You can use one of the following methods to create a configuration file.
- JSON
{
"database.hostname": "localhost",
"database.port": "1433",
"database.user": "sa",
"database.password": "MyP@ssw0rd!",
"database.dbname": "MyTestDB",
"database.server.name": "mssql",
"snapshot.mode": "schema_only",
"topic.namespace": "public/default",
"task.class": "io.debezium.connector.sqlserver.SqlServerConnectorTask",
"value.converter": "org.apache.kafka.connect.json.JsonConverter",
"key.converter": "org.apache.kafka.connect.json.JsonConverter",
"typeClassName": "org.apache.pulsar.common.schema.KeyValue",
"database.history": "org.apache.pulsar.io.debezium.PulsarDatabaseHistory",
"database.tcpKeepAlive": "true",
"decimal.handling.mode": "double",
"database.history.pulsar.topic": "debezium-mssql-source-history-topic",
"database.history.pulsar.service.url": "pulsar://127.0.0.1:6650"
}
- YAML
tenant: "public"
namespace: "default"
name: "debezium-mssql-source"
inputs: [ "debezium-mssql-topic" ]
parallelism: 1
className: "org.apache.pulsar.io.debezium.mssql.DebeziumMsSqlSource"
database.dbname: "mssql"
configs:
database.hostname: "localhost"
database.port: "1433"
database.user: "sa"
database.password: "MyP@ssw0rd!"
database.dbname: "MyTestDB"
database.server.name: "mssql"
snapshot.mode: "schema_only"
topic.namespace: "public/default"
task.class: "io.debezium.connector.sqlserver.SqlServerConnectorTask"

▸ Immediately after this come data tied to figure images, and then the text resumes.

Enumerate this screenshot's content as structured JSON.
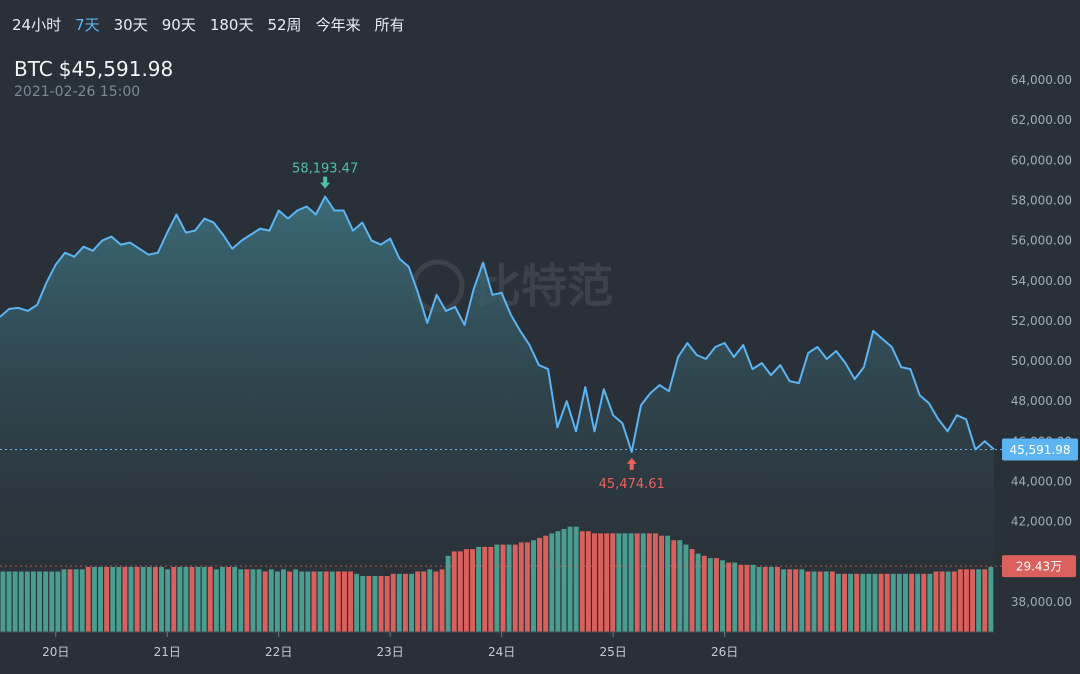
{
  "range_tabs": [
    {
      "label": "24小时",
      "active": false
    },
    {
      "label": "7天",
      "active": true
    },
    {
      "label": "30天",
      "active": false
    },
    {
      "label": "90天",
      "active": false
    },
    {
      "label": "180天",
      "active": false
    },
    {
      "label": "52周",
      "active": false
    },
    {
      "label": "今年来",
      "active": false
    },
    {
      "label": "所有",
      "active": false
    }
  ],
  "header": {
    "symbol": "BTC",
    "price": "$45,591.98",
    "timestamp": "2021-02-26 15:00"
  },
  "watermark": "比特范",
  "colors": {
    "line": "#5cb4f2",
    "up": "#4a9e90",
    "down": "#d9605c",
    "max_marker": "#4cc3a0",
    "min_marker": "#e8615c",
    "background": "#2a3037"
  },
  "chart_data": {
    "type": "line",
    "x_range": [
      "2021-02-19 12:00",
      "2021-02-26 15:00"
    ],
    "xticks": [
      {
        "label": "20日",
        "t": "2021-02-20 00:00"
      },
      {
        "label": "21日",
        "t": "2021-02-21 00:00"
      },
      {
        "label": "22日",
        "t": "2021-02-22 00:00"
      },
      {
        "label": "23日",
        "t": "2021-02-23 00:00"
      },
      {
        "label": "24日",
        "t": "2021-02-24 00:00"
      },
      {
        "label": "25日",
        "t": "2021-02-25 00:00"
      },
      {
        "label": "26日",
        "t": "2021-02-26 00:00"
      }
    ],
    "ylim": [
      36500,
      65000
    ],
    "yticks": [
      {
        "label": "38,000.00",
        "v": 38000
      },
      {
        "label": "40,000.00",
        "v": 40000
      },
      {
        "label": "42,000.00",
        "v": 42000
      },
      {
        "label": "44,000.00",
        "v": 44000
      },
      {
        "label": "46,000.00",
        "v": 46000
      },
      {
        "label": "48,000.00",
        "v": 48000
      },
      {
        "label": "50,000.00",
        "v": 50000
      },
      {
        "label": "52,000.00",
        "v": 52000
      },
      {
        "label": "54,000.00",
        "v": 54000
      },
      {
        "label": "56,000.00",
        "v": 56000
      },
      {
        "label": "58,000.00",
        "v": 58000
      },
      {
        "label": "60,000.00",
        "v": 60000
      },
      {
        "label": "62,000.00",
        "v": 62000
      },
      {
        "label": "64,000.00",
        "v": 64000
      }
    ],
    "price_series": {
      "points": [
        [
          "2021-02-19 12:00",
          52200
        ],
        [
          "2021-02-19 14:00",
          52600
        ],
        [
          "2021-02-19 16:00",
          52650
        ],
        [
          "2021-02-19 18:00",
          52500
        ],
        [
          "2021-02-19 20:00",
          52800
        ],
        [
          "2021-02-19 22:00",
          53900
        ],
        [
          "2021-02-20 00:00",
          54800
        ],
        [
          "2021-02-20 02:00",
          55400
        ],
        [
          "2021-02-20 04:00",
          55200
        ],
        [
          "2021-02-20 06:00",
          55700
        ],
        [
          "2021-02-20 08:00",
          55500
        ],
        [
          "2021-02-20 10:00",
          56000
        ],
        [
          "2021-02-20 12:00",
          56200
        ],
        [
          "2021-02-20 14:00",
          55800
        ],
        [
          "2021-02-20 16:00",
          55900
        ],
        [
          "2021-02-20 18:00",
          55600
        ],
        [
          "2021-02-20 20:00",
          55300
        ],
        [
          "2021-02-20 22:00",
          55400
        ],
        [
          "2021-02-21 00:00",
          56400
        ],
        [
          "2021-02-21 02:00",
          57300
        ],
        [
          "2021-02-21 04:00",
          56400
        ],
        [
          "2021-02-21 06:00",
          56500
        ],
        [
          "2021-02-21 08:00",
          57100
        ],
        [
          "2021-02-21 10:00",
          56900
        ],
        [
          "2021-02-21 12:00",
          56300
        ],
        [
          "2021-02-21 14:00",
          55600
        ],
        [
          "2021-02-21 16:00",
          56000
        ],
        [
          "2021-02-21 18:00",
          56300
        ],
        [
          "2021-02-21 20:00",
          56600
        ],
        [
          "2021-02-21 22:00",
          56500
        ],
        [
          "2021-02-22 00:00",
          57500
        ],
        [
          "2021-02-22 02:00",
          57100
        ],
        [
          "2021-02-22 04:00",
          57500
        ],
        [
          "2021-02-22 06:00",
          57700
        ],
        [
          "2021-02-22 08:00",
          57300
        ],
        [
          "2021-02-22 10:00",
          58193.47
        ],
        [
          "2021-02-22 12:00",
          57500
        ],
        [
          "2021-02-22 14:00",
          57500
        ],
        [
          "2021-02-22 16:00",
          56500
        ],
        [
          "2021-02-22 18:00",
          56900
        ],
        [
          "2021-02-22 20:00",
          56000
        ],
        [
          "2021-02-22 22:00",
          55800
        ],
        [
          "2021-02-23 00:00",
          56100
        ],
        [
          "2021-02-23 02:00",
          55100
        ],
        [
          "2021-02-23 04:00",
          54700
        ],
        [
          "2021-02-23 06:00",
          53400
        ],
        [
          "2021-02-23 08:00",
          51900
        ],
        [
          "2021-02-23 10:00",
          53300
        ],
        [
          "2021-02-23 12:00",
          52500
        ],
        [
          "2021-02-23 14:00",
          52700
        ],
        [
          "2021-02-23 16:00",
          51800
        ],
        [
          "2021-02-23 18:00",
          53600
        ],
        [
          "2021-02-23 20:00",
          54900
        ],
        [
          "2021-02-23 22:00",
          53300
        ],
        [
          "2021-02-24 00:00",
          53400
        ],
        [
          "2021-02-24 02:00",
          52300
        ],
        [
          "2021-02-24 04:00",
          51500
        ],
        [
          "2021-02-24 06:00",
          50800
        ],
        [
          "2021-02-24 08:00",
          49800
        ],
        [
          "2021-02-24 10:00",
          49600
        ],
        [
          "2021-02-24 12:00",
          46700
        ],
        [
          "2021-02-24 14:00",
          48000
        ],
        [
          "2021-02-24 16:00",
          46500
        ],
        [
          "2021-02-24 18:00",
          48700
        ],
        [
          "2021-02-24 20:00",
          46500
        ],
        [
          "2021-02-24 22:00",
          48600
        ],
        [
          "2021-02-25 00:00",
          47300
        ],
        [
          "2021-02-25 02:00",
          46900
        ],
        [
          "2021-02-25 04:00",
          45474.61
        ],
        [
          "2021-02-25 06:00",
          47800
        ],
        [
          "2021-02-25 08:00",
          48400
        ],
        [
          "2021-02-25 10:00",
          48800
        ],
        [
          "2021-02-25 12:00",
          48500
        ],
        [
          "2021-02-25 14:00",
          50200
        ],
        [
          "2021-02-25 16:00",
          50900
        ],
        [
          "2021-02-25 18:00",
          50300
        ],
        [
          "2021-02-25 20:00",
          50100
        ],
        [
          "2021-02-25 22:00",
          50700
        ],
        [
          "2021-02-26 00:00",
          50900
        ],
        [
          "2021-02-26 02:00",
          50200
        ],
        [
          "2021-02-26 04:00",
          50800
        ],
        [
          "2021-02-26 06:00",
          49600
        ],
        [
          "2021-02-26 08:00",
          49900
        ],
        [
          "2021-02-26 10:00",
          49300
        ],
        [
          "2021-02-26 12:00",
          49800
        ],
        [
          "2021-02-26 14:00",
          49000
        ],
        [
          "2021-02-26 16:00",
          48900
        ],
        [
          "2021-02-26 18:00",
          50400
        ],
        [
          "2021-02-26 20:00",
          50700
        ],
        [
          "2021-02-26 22:00",
          50100
        ],
        [
          "2021-02-27 00:00",
          50500
        ],
        [
          "2021-02-27 02:00",
          49900
        ],
        [
          "2021-02-27 04:00",
          49100
        ],
        [
          "2021-02-27 06:00",
          49700
        ],
        [
          "2021-02-27 08:00",
          51500
        ],
        [
          "2021-02-27 10:00",
          51100
        ],
        [
          "2021-02-27 12:00",
          50700
        ],
        [
          "2021-02-27 14:00",
          49700
        ],
        [
          "2021-02-27 16:00",
          49600
        ],
        [
          "2021-02-27 18:00",
          48300
        ],
        [
          "2021-02-27 20:00",
          47900
        ],
        [
          "2021-02-27 22:00",
          47100
        ],
        [
          "2021-02-28 00:00",
          46500
        ],
        [
          "2021-02-28 02:00",
          47300
        ],
        [
          "2021-02-28 04:00",
          47100
        ],
        [
          "2021-02-28 06:00",
          45591.98
        ],
        [
          "2021-02-28 08:00",
          46000
        ],
        [
          "2021-02-28 10:00",
          45600
        ]
      ]
    },
    "max_marker": {
      "label": "58,193.47",
      "t": "2021-02-22 10:00",
      "v": 58193.47
    },
    "min_marker": {
      "label": "45,474.61",
      "t": "2021-02-25 04:00",
      "v": 45474.61
    },
    "current_price": {
      "label": "45,591.98",
      "v": 45591.98
    },
    "volume_series": {
      "unit": "万",
      "max": 50,
      "current_label": "29.43万",
      "current_value": 29.43,
      "bars": [
        [
          27,
          1
        ],
        [
          27,
          1
        ],
        [
          27,
          1
        ],
        [
          27,
          1
        ],
        [
          27,
          1
        ],
        [
          27,
          1
        ],
        [
          27,
          1
        ],
        [
          27,
          1
        ],
        [
          27,
          1
        ],
        [
          27,
          1
        ],
        [
          28,
          1
        ],
        [
          28,
          0
        ],
        [
          28,
          1
        ],
        [
          28,
          1
        ],
        [
          29,
          0
        ],
        [
          29,
          1
        ],
        [
          29,
          1
        ],
        [
          29,
          0
        ],
        [
          29,
          1
        ],
        [
          29,
          1
        ],
        [
          29,
          0
        ],
        [
          29,
          1
        ],
        [
          29,
          0
        ],
        [
          29,
          1
        ],
        [
          29,
          1
        ],
        [
          29,
          0
        ],
        [
          29,
          1
        ],
        [
          28,
          1
        ],
        [
          29,
          0
        ],
        [
          29,
          1
        ],
        [
          29,
          1
        ],
        [
          29,
          0
        ],
        [
          29,
          1
        ],
        [
          29,
          1
        ],
        [
          29,
          0
        ],
        [
          28,
          1
        ],
        [
          29,
          1
        ],
        [
          29,
          0
        ],
        [
          29,
          1
        ],
        [
          28,
          1
        ],
        [
          28,
          0
        ],
        [
          28,
          1
        ],
        [
          28,
          1
        ],
        [
          27,
          0
        ],
        [
          28,
          1
        ],
        [
          27,
          1
        ],
        [
          28,
          1
        ],
        [
          27,
          0
        ],
        [
          28,
          1
        ],
        [
          27,
          1
        ],
        [
          27,
          1
        ],
        [
          27,
          0
        ],
        [
          27,
          1
        ],
        [
          27,
          0
        ],
        [
          27,
          1
        ],
        [
          27,
          0
        ],
        [
          27,
          0
        ],
        [
          27,
          0
        ],
        [
          26,
          1
        ],
        [
          25,
          1
        ],
        [
          25,
          0
        ],
        [
          25,
          1
        ],
        [
          25,
          0
        ],
        [
          25,
          0
        ],
        [
          26,
          0
        ],
        [
          26,
          1
        ],
        [
          26,
          0
        ],
        [
          26,
          1
        ],
        [
          27,
          0
        ],
        [
          27,
          0
        ],
        [
          28,
          1
        ],
        [
          27,
          0
        ],
        [
          28,
          0
        ],
        [
          34,
          1
        ],
        [
          36,
          0
        ],
        [
          36,
          0
        ],
        [
          37,
          0
        ],
        [
          37,
          0
        ],
        [
          38,
          1
        ],
        [
          38,
          0
        ],
        [
          38,
          0
        ],
        [
          39,
          1
        ],
        [
          39,
          0
        ],
        [
          39,
          1
        ],
        [
          39,
          0
        ],
        [
          40,
          0
        ],
        [
          40,
          0
        ],
        [
          41,
          1
        ],
        [
          42,
          0
        ],
        [
          43,
          0
        ],
        [
          44,
          1
        ],
        [
          45,
          1
        ],
        [
          46,
          1
        ],
        [
          47,
          1
        ],
        [
          47,
          1
        ],
        [
          45,
          0
        ],
        [
          45,
          0
        ],
        [
          44,
          0
        ],
        [
          44,
          0
        ],
        [
          44,
          0
        ],
        [
          44,
          0
        ],
        [
          44,
          1
        ],
        [
          44,
          1
        ],
        [
          44,
          1
        ],
        [
          44,
          0
        ],
        [
          44,
          1
        ],
        [
          44,
          0
        ],
        [
          44,
          0
        ],
        [
          43,
          0
        ],
        [
          43,
          1
        ],
        [
          41,
          0
        ],
        [
          41,
          1
        ],
        [
          39,
          1
        ],
        [
          37,
          0
        ],
        [
          35,
          1
        ],
        [
          34,
          0
        ],
        [
          33,
          1
        ],
        [
          33,
          0
        ],
        [
          32,
          1
        ],
        [
          31,
          0
        ],
        [
          31,
          1
        ],
        [
          30,
          0
        ],
        [
          30,
          0
        ],
        [
          30,
          1
        ],
        [
          29,
          1
        ],
        [
          29,
          0
        ],
        [
          29,
          1
        ],
        [
          29,
          0
        ],
        [
          28,
          1
        ],
        [
          28,
          0
        ],
        [
          28,
          0
        ],
        [
          28,
          1
        ],
        [
          27,
          0
        ],
        [
          27,
          1
        ],
        [
          27,
          0
        ],
        [
          27,
          1
        ],
        [
          27,
          0
        ],
        [
          26,
          1
        ],
        [
          26,
          0
        ],
        [
          26,
          1
        ],
        [
          26,
          0
        ],
        [
          26,
          1
        ],
        [
          26,
          1
        ],
        [
          26,
          1
        ],
        [
          26,
          0
        ],
        [
          26,
          0
        ],
        [
          26,
          1
        ],
        [
          26,
          1
        ],
        [
          26,
          1
        ],
        [
          26,
          0
        ],
        [
          26,
          1
        ],
        [
          26,
          0
        ],
        [
          26,
          1
        ],
        [
          27,
          0
        ],
        [
          27,
          0
        ],
        [
          27,
          1
        ],
        [
          27,
          0
        ],
        [
          28,
          0
        ],
        [
          28,
          0
        ],
        [
          28,
          0
        ],
        [
          28,
          1
        ],
        [
          28,
          0
        ],
        [
          29,
          1
        ]
      ]
    }
  }
}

value.converter: "org.apache.kafka.connect.json.JsonConverter"
key.converter: "org.apache.kafka.connect.json.JsonConverter"
typeClassName: "org.apache.pulsar.common.schema.KeyValue"
database.history: "org.apache.pulsar.io.debezium.PulsarDatabaseHistory"
database.tcpKeepAlive: "true"
decimal.handling.mode: "double"
database.history.pulsar.topic: "debezium-mssql-source-history-topic"
database.history.pulsar.service.url: "pulsar://127.0.0.1:6650"
For the full list of configuration properties supported by Debezium, see Debezium Connector for MS SQL.
Performance
The Debezium Microsoft SQL Server source connector supports a maximum publish throughput of 17.000 msg/s or 50 Mbit/s.